Hätte vor Sonntag noch jemand daran gezweifelt, dass Brasilien ein völlig gespaltenes Land ist, dem dient das Wahlergebnis als letzter Beweis. Fast hälftig stehen sich die Brasilianerinnen und Brasilianer weitgehend unversöhnlich mit zwei völlig diametralen Visionen ihres Landes gegenüber. Zudem ist Brasilien regional gespalten.

Bolsonaros Heimspiel in den Finanzzentren, aber auch bei den Bauern

Der PT-Herausforderer siegte im armen Nordosten und auch in weiten Teilen des Amazonas. Aber im europäisch geprägten Süden und vor allem im Industrie- und Finanzzentrum São Paulo sowie in der Metropolregion Rio de Janeiro gewann Bolsonaro. Auch in den agrarisch dominierten Staaten hatte der Präsident ein Heimspiel.
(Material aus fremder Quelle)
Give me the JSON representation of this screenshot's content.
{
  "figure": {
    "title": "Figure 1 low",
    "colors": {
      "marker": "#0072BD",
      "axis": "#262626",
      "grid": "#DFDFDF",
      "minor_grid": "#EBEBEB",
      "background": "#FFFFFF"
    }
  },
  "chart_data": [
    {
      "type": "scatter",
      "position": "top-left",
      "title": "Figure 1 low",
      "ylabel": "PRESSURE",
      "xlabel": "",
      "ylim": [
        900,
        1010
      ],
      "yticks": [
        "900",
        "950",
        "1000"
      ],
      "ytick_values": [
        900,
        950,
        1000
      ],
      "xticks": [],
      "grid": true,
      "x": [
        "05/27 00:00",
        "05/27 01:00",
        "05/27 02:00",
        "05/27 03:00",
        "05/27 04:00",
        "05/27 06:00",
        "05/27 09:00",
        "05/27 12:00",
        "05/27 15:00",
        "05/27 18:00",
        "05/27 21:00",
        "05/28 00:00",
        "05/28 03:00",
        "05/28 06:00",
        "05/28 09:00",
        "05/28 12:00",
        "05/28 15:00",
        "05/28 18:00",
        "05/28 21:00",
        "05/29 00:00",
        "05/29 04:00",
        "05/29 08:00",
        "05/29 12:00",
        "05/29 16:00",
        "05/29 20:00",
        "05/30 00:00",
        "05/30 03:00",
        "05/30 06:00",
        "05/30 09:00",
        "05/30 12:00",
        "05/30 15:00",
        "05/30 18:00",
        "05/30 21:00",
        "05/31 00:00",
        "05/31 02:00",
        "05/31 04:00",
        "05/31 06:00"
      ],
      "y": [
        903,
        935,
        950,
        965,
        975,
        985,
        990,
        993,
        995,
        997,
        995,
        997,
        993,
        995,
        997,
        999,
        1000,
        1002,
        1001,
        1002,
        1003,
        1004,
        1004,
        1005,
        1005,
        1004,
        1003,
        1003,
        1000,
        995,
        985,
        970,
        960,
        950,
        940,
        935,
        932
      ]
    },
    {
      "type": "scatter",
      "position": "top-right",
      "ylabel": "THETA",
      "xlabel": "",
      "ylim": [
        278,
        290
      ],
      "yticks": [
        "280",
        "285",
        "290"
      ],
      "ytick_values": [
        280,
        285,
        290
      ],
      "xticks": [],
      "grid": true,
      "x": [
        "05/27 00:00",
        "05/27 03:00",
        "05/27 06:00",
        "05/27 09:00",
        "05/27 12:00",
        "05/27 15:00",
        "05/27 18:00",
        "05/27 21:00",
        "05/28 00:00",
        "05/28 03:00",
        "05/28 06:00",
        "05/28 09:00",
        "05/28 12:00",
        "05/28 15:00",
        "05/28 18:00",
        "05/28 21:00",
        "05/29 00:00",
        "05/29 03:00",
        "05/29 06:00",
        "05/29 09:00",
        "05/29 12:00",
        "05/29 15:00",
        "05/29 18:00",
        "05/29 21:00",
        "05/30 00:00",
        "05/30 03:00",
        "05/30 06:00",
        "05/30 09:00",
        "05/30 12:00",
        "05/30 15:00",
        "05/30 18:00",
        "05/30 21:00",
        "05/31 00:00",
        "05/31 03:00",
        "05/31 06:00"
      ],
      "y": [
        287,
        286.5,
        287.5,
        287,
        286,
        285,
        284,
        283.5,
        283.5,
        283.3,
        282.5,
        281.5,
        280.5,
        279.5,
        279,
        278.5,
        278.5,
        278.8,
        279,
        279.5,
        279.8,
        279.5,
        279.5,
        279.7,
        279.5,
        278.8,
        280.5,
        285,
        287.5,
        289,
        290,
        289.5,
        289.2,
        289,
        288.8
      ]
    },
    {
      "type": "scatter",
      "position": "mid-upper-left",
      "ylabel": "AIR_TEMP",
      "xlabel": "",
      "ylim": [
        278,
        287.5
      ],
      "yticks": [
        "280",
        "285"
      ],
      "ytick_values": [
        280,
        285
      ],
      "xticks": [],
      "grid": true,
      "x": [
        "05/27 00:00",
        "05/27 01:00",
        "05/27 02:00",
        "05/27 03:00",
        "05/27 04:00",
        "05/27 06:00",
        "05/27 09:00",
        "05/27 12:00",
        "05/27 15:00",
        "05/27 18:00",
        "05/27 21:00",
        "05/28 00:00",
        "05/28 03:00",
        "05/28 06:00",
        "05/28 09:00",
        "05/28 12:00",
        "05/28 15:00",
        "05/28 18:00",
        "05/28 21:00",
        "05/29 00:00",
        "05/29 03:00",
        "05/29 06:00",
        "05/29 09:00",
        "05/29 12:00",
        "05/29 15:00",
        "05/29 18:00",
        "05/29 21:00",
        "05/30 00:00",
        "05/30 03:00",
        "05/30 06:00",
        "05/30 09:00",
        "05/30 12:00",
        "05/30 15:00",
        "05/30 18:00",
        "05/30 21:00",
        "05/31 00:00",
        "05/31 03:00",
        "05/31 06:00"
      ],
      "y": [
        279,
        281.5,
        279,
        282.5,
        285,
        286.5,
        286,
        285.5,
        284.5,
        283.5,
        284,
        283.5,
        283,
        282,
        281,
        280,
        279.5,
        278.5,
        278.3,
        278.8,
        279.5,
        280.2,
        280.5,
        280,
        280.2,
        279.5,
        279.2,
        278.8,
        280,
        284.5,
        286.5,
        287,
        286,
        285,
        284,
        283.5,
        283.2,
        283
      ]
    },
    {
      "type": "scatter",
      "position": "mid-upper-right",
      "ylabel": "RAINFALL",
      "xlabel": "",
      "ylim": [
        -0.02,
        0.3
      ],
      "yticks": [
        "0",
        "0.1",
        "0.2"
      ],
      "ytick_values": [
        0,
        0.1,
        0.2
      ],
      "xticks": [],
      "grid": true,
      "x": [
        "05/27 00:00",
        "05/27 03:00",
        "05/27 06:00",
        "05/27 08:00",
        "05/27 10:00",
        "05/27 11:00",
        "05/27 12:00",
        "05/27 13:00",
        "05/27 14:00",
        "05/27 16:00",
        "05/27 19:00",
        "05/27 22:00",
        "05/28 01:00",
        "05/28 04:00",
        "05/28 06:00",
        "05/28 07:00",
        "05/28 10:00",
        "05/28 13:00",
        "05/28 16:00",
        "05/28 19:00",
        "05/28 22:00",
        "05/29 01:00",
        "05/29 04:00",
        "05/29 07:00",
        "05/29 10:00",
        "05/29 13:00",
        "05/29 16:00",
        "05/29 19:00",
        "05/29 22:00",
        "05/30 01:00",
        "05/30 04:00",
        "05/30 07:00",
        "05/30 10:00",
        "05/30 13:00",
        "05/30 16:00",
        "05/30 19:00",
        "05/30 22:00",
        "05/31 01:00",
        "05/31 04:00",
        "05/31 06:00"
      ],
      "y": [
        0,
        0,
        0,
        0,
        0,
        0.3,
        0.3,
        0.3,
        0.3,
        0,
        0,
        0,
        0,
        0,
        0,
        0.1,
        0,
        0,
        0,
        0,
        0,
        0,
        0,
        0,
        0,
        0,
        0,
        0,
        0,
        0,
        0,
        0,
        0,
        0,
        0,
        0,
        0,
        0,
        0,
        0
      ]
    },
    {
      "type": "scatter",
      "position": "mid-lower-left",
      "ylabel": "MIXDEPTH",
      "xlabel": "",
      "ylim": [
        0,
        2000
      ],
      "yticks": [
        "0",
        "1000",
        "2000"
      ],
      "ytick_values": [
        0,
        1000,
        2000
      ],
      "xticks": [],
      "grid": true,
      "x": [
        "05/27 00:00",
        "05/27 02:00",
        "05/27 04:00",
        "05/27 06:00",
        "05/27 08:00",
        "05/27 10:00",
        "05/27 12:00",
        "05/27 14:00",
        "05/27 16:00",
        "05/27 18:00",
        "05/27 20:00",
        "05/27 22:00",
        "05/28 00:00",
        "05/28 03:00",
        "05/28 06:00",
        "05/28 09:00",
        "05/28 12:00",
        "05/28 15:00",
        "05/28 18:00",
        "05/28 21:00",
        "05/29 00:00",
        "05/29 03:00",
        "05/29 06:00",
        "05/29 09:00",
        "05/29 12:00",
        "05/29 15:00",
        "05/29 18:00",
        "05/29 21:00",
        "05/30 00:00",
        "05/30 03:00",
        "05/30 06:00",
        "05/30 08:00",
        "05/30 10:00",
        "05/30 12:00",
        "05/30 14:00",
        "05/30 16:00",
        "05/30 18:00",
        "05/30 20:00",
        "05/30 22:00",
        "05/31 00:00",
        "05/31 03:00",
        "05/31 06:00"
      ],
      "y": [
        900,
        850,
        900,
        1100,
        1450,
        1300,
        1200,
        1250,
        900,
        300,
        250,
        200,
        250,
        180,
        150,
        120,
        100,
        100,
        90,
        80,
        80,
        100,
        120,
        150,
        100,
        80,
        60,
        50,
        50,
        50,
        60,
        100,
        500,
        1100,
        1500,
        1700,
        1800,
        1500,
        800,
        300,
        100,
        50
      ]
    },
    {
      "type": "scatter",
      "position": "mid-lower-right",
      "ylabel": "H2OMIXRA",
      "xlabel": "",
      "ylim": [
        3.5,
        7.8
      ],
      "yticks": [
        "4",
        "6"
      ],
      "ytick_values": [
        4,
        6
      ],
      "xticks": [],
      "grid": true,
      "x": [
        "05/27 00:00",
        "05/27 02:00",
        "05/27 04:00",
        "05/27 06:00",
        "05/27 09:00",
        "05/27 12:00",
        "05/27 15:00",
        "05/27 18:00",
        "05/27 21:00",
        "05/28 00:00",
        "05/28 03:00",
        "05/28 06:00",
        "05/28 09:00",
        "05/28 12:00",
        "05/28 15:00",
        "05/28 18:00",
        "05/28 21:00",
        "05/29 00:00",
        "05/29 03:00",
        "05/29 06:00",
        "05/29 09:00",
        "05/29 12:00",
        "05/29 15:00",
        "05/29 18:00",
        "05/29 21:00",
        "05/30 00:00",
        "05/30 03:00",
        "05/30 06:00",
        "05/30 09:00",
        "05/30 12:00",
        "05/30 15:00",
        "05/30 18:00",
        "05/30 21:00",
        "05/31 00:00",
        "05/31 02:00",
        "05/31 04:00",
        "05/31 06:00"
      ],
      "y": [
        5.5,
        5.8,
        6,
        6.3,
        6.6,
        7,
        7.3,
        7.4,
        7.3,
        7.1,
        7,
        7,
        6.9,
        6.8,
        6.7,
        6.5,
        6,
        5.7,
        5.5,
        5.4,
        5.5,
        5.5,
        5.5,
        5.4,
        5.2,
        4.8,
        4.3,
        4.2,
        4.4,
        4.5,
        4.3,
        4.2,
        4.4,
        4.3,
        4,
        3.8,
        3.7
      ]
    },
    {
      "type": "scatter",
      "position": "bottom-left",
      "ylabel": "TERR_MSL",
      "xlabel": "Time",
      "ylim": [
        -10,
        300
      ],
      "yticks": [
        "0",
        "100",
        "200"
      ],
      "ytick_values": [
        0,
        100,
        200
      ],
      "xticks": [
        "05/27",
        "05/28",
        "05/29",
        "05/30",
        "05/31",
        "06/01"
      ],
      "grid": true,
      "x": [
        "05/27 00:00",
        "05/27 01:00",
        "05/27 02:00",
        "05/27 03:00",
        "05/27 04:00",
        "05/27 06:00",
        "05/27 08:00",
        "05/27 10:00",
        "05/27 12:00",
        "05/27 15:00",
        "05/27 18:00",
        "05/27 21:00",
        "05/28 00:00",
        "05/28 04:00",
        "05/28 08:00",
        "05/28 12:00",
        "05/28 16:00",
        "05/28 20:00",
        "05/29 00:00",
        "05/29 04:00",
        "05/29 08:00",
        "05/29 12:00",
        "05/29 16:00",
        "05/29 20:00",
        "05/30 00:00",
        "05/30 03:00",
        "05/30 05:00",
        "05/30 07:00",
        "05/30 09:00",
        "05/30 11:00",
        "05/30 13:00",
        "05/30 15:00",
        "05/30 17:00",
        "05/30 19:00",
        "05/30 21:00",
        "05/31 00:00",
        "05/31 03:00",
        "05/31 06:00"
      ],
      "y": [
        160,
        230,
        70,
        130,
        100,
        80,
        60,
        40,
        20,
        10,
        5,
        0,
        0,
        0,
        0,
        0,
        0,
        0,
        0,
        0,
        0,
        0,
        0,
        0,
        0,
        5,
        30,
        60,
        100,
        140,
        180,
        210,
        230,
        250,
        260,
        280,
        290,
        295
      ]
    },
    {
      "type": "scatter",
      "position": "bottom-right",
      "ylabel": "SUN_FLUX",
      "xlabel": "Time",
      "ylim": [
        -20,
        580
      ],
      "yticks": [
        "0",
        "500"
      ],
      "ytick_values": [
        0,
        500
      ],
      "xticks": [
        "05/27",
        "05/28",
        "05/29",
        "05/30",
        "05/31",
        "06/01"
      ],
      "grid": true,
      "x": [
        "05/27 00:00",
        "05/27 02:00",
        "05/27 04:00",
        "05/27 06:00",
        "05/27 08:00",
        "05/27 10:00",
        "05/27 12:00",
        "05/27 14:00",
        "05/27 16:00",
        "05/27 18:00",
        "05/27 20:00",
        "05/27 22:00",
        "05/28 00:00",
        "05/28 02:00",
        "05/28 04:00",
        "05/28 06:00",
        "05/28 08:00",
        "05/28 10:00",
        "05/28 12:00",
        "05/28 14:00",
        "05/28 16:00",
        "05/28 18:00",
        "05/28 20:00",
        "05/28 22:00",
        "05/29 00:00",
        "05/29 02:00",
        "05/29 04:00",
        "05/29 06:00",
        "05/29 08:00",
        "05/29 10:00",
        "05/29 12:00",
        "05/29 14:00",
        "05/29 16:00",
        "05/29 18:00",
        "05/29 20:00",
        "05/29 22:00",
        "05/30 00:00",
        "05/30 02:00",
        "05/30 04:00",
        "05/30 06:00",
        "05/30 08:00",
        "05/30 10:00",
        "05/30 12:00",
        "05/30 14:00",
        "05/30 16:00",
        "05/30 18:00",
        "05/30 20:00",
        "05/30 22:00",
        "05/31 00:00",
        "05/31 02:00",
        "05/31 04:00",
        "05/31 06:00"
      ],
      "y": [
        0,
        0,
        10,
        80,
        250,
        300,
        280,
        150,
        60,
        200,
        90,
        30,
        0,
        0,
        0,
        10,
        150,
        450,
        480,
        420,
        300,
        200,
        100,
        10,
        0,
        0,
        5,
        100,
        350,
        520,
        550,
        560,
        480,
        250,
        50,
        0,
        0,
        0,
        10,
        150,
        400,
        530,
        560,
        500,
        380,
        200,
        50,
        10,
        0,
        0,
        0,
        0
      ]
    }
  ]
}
Die einzig gute Nachricht des Wahltages ist, dass es erstens weitgehend ruhig blieb und dass zweitens Bolsonaro nicht die Legitimität des Ergebnisses in Frage stellte. Vielmehr zog er wie ein ganz normaler Politiker seine Schlüsse aus den Resultaten. Nach einem langen und erbittert geführten Wahlkampf, der von schwerer politischer Gewalt geprägt war, ist das immerhin ein kleiner Gewinn für die Demokratie.